To find the point between the Earth and the Moon where the gravitational field intensity is zero, we can use the concept of gravitational field intensity (or gravitational field strength). The gravitational field intensity \( E \) due to a mass \( m \) at a distance \( r \) is given by the formula:
\[
E = \frac{G \cdot m}{r^2}
\]
where \( G \) is the gravitational constant, approximately \( 6.67 \times 10^{-11} \, \text{N m}^2/\text{kg}^2 \).
### Step-by-Step Solution
1. **Define the Variables**:
- Let \( d \) be the distance between the Earth and the Moon, \( d = 3.85 \times 10^8 \, \text{m} \).
- Let \( m_e = 6.0 \times 10^{24} \, \text{kg} \) (mass of the Earth).
- Let \( m_m = 7.26 \times 10^{22} \, \text{kg} \) (mass of the Moon).
- Let \( x \) be the distance from the Earth to the point where the gravitational field is zero.

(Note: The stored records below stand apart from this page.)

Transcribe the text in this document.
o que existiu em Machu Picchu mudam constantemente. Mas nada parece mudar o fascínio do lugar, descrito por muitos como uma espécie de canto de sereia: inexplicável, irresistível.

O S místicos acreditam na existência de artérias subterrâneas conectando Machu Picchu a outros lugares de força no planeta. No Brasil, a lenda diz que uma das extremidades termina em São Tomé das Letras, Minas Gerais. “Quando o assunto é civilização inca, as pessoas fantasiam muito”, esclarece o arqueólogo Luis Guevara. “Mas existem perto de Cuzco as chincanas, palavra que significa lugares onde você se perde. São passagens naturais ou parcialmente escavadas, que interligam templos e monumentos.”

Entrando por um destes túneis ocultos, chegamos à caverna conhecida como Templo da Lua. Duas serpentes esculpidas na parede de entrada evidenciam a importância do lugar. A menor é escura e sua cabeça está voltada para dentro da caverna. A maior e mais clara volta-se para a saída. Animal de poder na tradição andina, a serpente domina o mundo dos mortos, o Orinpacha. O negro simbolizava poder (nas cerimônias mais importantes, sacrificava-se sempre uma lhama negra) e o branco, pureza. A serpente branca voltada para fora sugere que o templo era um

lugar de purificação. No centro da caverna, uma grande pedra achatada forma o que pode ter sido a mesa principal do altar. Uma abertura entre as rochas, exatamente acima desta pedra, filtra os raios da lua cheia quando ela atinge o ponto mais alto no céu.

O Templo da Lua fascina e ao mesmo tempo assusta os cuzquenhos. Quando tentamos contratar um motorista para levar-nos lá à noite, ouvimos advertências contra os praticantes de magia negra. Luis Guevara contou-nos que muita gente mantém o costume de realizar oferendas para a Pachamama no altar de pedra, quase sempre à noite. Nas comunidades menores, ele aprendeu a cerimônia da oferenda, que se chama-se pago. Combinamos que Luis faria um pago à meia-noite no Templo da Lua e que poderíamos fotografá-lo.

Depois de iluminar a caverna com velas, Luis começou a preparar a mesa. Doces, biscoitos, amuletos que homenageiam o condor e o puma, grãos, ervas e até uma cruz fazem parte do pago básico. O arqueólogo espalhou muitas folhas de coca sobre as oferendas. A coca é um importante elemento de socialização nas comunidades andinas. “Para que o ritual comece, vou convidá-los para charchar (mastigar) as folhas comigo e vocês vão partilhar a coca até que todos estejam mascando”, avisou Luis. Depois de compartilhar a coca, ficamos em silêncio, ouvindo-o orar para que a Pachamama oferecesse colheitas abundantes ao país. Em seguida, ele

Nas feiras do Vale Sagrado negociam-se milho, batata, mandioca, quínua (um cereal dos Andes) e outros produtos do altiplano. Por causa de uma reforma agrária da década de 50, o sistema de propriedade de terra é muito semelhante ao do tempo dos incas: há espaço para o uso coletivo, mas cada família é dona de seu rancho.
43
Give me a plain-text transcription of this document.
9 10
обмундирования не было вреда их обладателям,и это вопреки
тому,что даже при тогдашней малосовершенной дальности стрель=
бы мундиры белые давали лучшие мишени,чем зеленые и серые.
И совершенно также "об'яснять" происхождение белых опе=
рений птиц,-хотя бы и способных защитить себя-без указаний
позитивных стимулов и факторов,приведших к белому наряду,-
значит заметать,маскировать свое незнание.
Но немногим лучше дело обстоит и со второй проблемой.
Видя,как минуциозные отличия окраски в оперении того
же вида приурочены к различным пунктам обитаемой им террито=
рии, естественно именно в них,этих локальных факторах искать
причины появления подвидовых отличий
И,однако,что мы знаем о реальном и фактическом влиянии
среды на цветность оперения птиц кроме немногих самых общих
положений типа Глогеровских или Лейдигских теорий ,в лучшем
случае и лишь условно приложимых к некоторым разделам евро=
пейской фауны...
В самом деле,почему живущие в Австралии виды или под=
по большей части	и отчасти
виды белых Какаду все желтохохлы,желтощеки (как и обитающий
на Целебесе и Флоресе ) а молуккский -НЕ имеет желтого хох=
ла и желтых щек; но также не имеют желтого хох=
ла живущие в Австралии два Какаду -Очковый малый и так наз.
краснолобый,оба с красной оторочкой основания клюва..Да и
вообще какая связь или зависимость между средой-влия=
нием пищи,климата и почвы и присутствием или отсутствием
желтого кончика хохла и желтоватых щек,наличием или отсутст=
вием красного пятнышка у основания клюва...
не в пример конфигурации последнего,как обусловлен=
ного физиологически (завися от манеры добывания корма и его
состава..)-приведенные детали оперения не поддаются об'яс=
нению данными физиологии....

2. **Set Up the Equation**:
- The gravitational field intensity due to the Earth at distance \( x \) is:
\[
E_e = \frac{G \cdot m_e}{x^2}
\]
- The gravitational field intensity due to the Moon at distance \( d - x \) is:
\[
E_m = \frac{G \cdot m_m}{(d - x)^2}
\]
- At the point where the gravitational field intensity is zero, the magnitudes of these two fields must be equal:
\[
E_e = E_m
\]
- Therefore, we have:
\[
\frac{G \cdot m_e}{x^2} = \frac{G \cdot m_m}{(d - x)^2}
\]
3. **Cancel \( G \)**:
- Since \( G \) is a common factor, we can cancel it from both sides:
\[
\frac{m_e}{x^2} = \frac{m_m}{(d - x)^2}
\]
4. **Cross Multiply**:
- Cross multiplying gives us:
\[
m_e \cdot (d - x)^2 = m_m \cdot x^2
\]
5. **Expand and Rearrange**:
- Expanding the left side:
\[
m_e \cdot (d^2 - 2dx + x^2) = m_m \cdot x^2
\]
- Rearranging gives:
\[
m_e \cdot d^2 - 2m_e \cdot dx + (m_e - m_m) \cdot x^2 = 0
\]
6. **Substitute Known Values**:
- Substitute \( m_e = 6.0 \times 10^{24} \, \text{kg} \), \( m_m = 7.26 \times 10^{22} \, \text{kg} \), and \( d = 3.85 \times 10^8 \, \text{m} \) into the equation:
\[
6.0 \times 10^{24} \cdot (3.85 \times 10^8)^2 - 2 \cdot 6.0 \times 10^{24} \cdot 3.85 \times 10^8 \cdot x + (6.0 \times 10^{24} - 7.26 \times 10^{22}) \cdot x^2 = 0
\]
7. **Solve the Quadratic Equation**:
- This is a quadratic equation in the form \( Ax^2 + Bx + C = 0 \). Use the quadratic formula:
\[
x = \frac{-B \pm \sqrt{B^2 - 4AC}}{2A}
\]
- Calculate the coefficients \( A \), \( B \), and \( C \) from the expanded equation.
8. **Calculate the Roots**:
- Find the value of \( x \) that satisfies the equation, which will give the distance from the Earth to the point where the gravitational field intensity is zero.
### Final Answer
After performing the calculations, you will find the distance \( x \) from the Earth to the point where the gravitational field intensity is zero.